Eight months after mild COVID-19 infection, one in ten people still suffers from at least one moderate to severe symptom that is affecting their work, social or home life. This according to a new study from the COVID-19 COMMUNITY-study, which is a part of the SciLifeLab National COVID-19 research program and includes researchers from SciLifeLab, Karolinska Institutet, Uppsala University, KTH and Danderyd Hospital. According to the study, published in the journal JAMA, the most common long-term symptoms are fatigue and a loss of smell and taste.
The COMMUNITY-study was started in the spring of 2020 and has since then allowed researchers at Danderyd Hospital and Karolinska Institutet to investigate immunity after COVID-19 infection. In the first phase, blood samples from 2,149 employees at Danderyd Hospital were tested for antibodies, which showed that 19 percent of them had developed antibodies against SARS-CoV-2. New samples have been collected every four months and the participants have also responded to questionnaires regarding long-term symptoms and their impact on the quality of life.
During a follow-up in January 2021, the researchers investigated the presence of self reported long-term symptoms and their impact on work, social and home life for participants who suffered from mild COVID-19 at least eight months earlier. A group of 323 healthcare workers (83 percent women, median age 43 years) was compared with a group of 1,072 healthcare workers (86 percent women, median age 47 years) who did not have COVID-19 throughout the study period.
The study showed that 26 percent of the participants with previous COVID-19 infection (compared to 9 percent from the control group) had at least one moderate to severe symptom that lasted more than two months, and that 11 percent (compared to 2 percent in the control group) had a minimum of one symptom with negative impact on work, social or home life that lasted at least eight months. The most common long-term symptoms were loss of smell and taste, fatigue, and respiratory problems.

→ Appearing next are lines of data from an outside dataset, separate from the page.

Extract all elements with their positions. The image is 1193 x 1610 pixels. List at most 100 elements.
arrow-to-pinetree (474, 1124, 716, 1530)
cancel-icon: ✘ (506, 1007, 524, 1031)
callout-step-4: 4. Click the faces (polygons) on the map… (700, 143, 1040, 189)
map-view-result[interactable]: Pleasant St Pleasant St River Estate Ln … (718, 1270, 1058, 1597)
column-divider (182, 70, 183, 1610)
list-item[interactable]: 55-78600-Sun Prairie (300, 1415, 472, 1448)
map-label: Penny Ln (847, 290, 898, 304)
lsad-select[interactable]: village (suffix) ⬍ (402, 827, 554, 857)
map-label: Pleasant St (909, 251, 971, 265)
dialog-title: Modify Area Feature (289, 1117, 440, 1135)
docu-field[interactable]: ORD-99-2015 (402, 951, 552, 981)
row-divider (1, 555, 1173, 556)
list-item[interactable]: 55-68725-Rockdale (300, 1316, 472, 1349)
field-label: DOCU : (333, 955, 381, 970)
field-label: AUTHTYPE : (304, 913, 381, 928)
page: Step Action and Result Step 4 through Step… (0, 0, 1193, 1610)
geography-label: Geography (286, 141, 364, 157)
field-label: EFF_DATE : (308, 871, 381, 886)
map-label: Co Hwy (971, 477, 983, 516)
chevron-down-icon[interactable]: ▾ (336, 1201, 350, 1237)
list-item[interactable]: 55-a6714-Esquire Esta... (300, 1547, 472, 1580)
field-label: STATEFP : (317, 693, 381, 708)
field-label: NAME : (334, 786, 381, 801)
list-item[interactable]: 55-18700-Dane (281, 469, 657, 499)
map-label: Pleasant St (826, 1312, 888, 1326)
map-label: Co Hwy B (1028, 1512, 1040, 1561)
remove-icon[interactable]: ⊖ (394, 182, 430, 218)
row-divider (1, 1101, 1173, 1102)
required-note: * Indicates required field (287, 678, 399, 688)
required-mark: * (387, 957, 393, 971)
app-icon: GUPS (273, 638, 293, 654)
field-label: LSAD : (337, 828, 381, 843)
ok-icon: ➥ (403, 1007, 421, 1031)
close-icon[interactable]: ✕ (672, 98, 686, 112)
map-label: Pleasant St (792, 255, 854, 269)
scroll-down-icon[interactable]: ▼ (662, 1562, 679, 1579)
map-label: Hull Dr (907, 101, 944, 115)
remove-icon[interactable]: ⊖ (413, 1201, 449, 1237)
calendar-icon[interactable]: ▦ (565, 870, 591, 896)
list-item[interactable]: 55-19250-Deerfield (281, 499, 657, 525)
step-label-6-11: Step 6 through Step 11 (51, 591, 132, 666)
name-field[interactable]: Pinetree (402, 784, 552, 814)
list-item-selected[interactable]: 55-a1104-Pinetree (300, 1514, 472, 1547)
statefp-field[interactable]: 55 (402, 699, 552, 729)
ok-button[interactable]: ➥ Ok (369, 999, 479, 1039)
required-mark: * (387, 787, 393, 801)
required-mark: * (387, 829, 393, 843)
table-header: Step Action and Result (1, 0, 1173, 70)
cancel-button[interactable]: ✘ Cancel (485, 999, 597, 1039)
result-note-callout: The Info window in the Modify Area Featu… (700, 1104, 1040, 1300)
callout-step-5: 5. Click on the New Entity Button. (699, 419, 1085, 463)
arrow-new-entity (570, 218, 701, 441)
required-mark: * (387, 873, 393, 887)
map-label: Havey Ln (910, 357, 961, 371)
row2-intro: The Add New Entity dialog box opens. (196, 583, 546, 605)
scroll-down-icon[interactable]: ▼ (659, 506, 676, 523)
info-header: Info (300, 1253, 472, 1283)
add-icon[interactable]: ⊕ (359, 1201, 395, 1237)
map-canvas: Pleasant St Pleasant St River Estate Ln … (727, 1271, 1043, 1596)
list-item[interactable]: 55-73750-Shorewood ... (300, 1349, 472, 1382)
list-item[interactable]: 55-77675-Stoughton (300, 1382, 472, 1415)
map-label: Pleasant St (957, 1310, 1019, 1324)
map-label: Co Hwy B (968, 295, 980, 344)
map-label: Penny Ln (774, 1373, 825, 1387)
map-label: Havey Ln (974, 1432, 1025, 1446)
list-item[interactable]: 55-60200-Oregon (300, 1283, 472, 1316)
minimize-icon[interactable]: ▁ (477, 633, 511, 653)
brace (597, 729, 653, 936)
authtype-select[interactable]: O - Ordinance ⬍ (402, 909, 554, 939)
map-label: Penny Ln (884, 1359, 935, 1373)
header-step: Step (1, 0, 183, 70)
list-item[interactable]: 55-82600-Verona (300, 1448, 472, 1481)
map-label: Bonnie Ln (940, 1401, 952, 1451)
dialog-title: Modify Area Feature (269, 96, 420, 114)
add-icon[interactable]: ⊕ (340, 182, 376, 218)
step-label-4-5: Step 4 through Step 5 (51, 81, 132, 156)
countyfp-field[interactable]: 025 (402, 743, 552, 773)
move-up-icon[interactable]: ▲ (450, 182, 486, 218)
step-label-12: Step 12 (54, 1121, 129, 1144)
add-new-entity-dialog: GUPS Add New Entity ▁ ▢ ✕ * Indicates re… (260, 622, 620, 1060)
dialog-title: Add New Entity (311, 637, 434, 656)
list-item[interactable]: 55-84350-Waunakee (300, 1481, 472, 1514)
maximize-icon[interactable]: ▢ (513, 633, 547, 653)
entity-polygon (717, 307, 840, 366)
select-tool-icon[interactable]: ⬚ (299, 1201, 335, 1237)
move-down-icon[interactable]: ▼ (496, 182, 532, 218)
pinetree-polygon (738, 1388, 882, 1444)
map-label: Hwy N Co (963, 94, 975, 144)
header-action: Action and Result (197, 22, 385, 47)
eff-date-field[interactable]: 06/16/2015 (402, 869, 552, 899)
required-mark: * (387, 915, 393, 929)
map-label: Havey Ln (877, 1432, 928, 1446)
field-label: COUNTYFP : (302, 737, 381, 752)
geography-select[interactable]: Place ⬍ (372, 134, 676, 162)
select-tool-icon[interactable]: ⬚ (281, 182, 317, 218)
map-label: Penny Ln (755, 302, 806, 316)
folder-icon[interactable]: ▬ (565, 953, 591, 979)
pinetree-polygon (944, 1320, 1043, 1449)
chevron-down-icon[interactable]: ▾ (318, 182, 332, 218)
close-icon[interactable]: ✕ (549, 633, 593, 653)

“We investigated the presence of long-term symptoms after mild COVID-19 in a relatively young and healthy group of working individuals, and we found that the predominant long-term symptoms are loss of smell and taste. Fatigue and respiratory problems are also more common among participants who have had COVID-19 but do not occur to the same extent. However, we do not see an increased prevalence of cognitive symptoms such as brain fatigue, memory and concentration problems or physical disorders such as muscle and joint pain, heart palpitations or long-term fever”, says lead researcher Charlotte Thålin (KI), in a press release from Danderyd Hospital.
“Despite the fact that the study participants had a mild COVID-19 infection, a relatively large proportion reported long-term symptoms with an impact on quality of life. In light of this, we believe that young and healthy individuals, as well as other groups in society, should have great respect for the virus that seems to be able to significantly impair quality of life, even for a long time after the infection,” says first author Sebastian Havervall (KI).
The COMMUNITY study will now continue, with the next follow-up taking place in May when a large proportion of study participants are expected to be vaccinated. In addition to monitoring immunity and the occurrence of re-infection, several projects regarding post- COVID are planned.
“We will, among other things, be studying COVID-19-associated loss of smell and taste more closely, and investigate whether the immune system, including autoimmunity, plays a role in post-COVID,” says Charlotte Thålin.